Un constat alarmant sur l'inadaptation des logements
Le réchauffement climatique impose une transformation radicale du parc immobilier français. Selon un rapport publié par le Conseil supérieur de la construction et de l'efficacité énergétique (CSCEE), 80 % des logements existants ne sont pas adaptés aux canicules à venir. Les experts estiment que les outils actuels, comme les normes thermiques réglementaires, sont insuffisants pour répondre à l'ampleur du défi.

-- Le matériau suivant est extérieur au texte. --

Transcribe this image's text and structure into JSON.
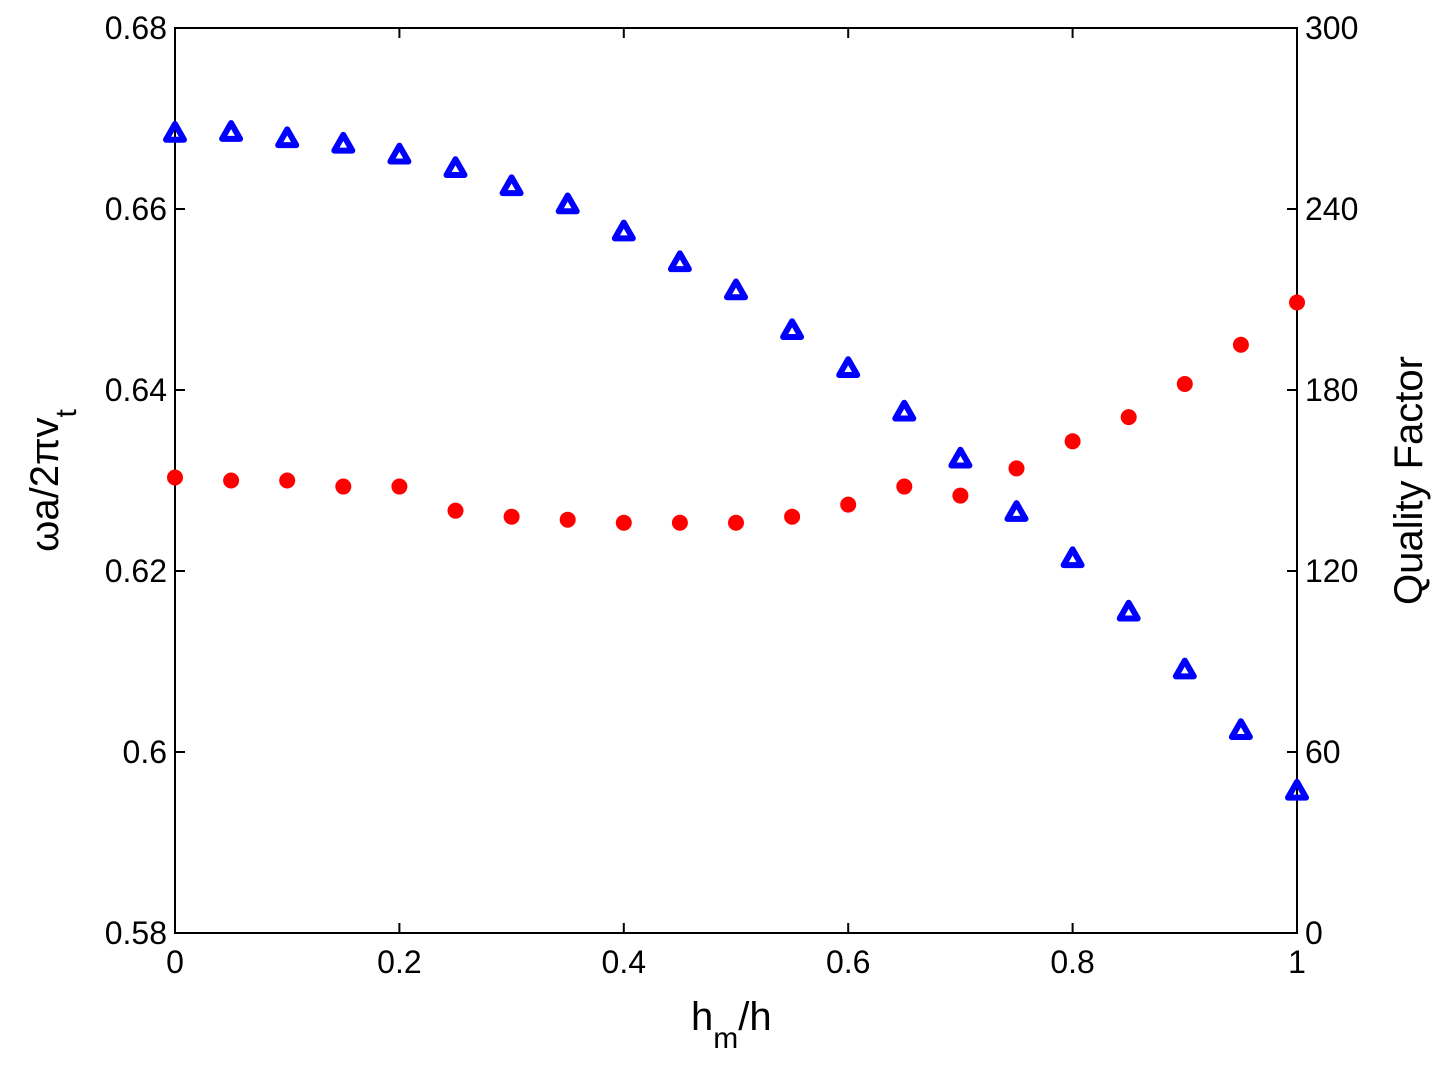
{
  "chart_data": {
    "type": "scatter",
    "title": "",
    "xlabel": {
      "main": "h",
      "sub": "m",
      "rest": "/h"
    },
    "ylabel_left": {
      "main": "ωa/2πv",
      "sub": "t"
    },
    "ylabel_right": "Quality Factor",
    "xlim": [
      0,
      1
    ],
    "ylim_left": [
      0.58,
      0.68
    ],
    "ylim_right": [
      0,
      300
    ],
    "x_ticks": [
      0,
      0.2,
      0.4,
      0.6,
      0.8,
      1
    ],
    "x_tick_labels": [
      "0",
      "0.2",
      "0.4",
      "0.6",
      "0.8",
      "1"
    ],
    "y_left_ticks": [
      0.58,
      0.6,
      0.62,
      0.64,
      0.66,
      0.68
    ],
    "y_left_tick_labels": [
      "0.58",
      "0.6",
      "0.62",
      "0.64",
      "0.66",
      "0.68"
    ],
    "y_right_ticks": [
      0,
      60,
      120,
      180,
      240,
      300
    ],
    "y_right_tick_labels": [
      "0",
      "60",
      "120",
      "180",
      "240",
      "300"
    ],
    "grid": false,
    "x": [
      0,
      0.05,
      0.1,
      0.15,
      0.2,
      0.25,
      0.3,
      0.35,
      0.4,
      0.45,
      0.5,
      0.55,
      0.6,
      0.65,
      0.7,
      0.75,
      0.8,
      0.85,
      0.9,
      0.95,
      1.0
    ],
    "series": [
      {
        "axis": "left",
        "marker": "triangle",
        "color": "#0000ff",
        "values": [
          0.6684,
          0.6685,
          0.6678,
          0.6672,
          0.666,
          0.6645,
          0.6625,
          0.6605,
          0.6575,
          0.6541,
          0.651,
          0.6466,
          0.6424,
          0.6376,
          0.6324,
          0.6265,
          0.6214,
          0.6155,
          0.6091,
          0.6024,
          0.5957
        ]
      },
      {
        "axis": "right",
        "marker": "circle",
        "color": "#ff0000",
        "values": [
          151,
          150,
          150,
          148,
          148,
          140,
          138,
          137,
          136,
          136,
          136,
          138,
          142,
          148,
          145,
          154,
          163,
          171,
          182,
          195,
          209
        ]
      }
    ]
  }
}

Des outils du passé inadaptés
« On ne peut pas relever le défi de l'adaptation des logements avec les outils du passé », déclare Jean-Marc Jancovici, président du CSCEE. Les règles actuelles, conçues pour réduire la consommation énergétique en hiver, ne tiennent pas compte des besoins croissants de rafraîchissement en été. Une réforme en profondeur est nécessaire pour intégrer les enjeux de confort d'été et de résilience face aux épisodes de chaleur extrême.
Des mesures concrètes proposées
Le rapport préconise plusieurs actions : généraliser les protections solaires, améliorer l'isolation des toitures, et développer des systèmes de ventilation naturelle. Il recommande également de réviser la réglementation thermique (RT 2020) pour imposer des critères de performance en été. Selon les estimations, 15 millions de logements devraient être rénovés d'ici 2050 pour atteindre ces objectifs.
Un coût élevé mais nécessaire
Le coût total de ces rénovations est estimé entre 100 et 150 milliards d'euros, soit environ 10 000 euros par logement en moyenne. Cependant, le rapport souligne que l'inaction coûterait bien plus cher, avec une augmentation des dépenses de santé et une baisse de la productivité liée aux vagues de chaleur. « Investir dans l'adaptation est un impératif économique et social », conclut Jancovici.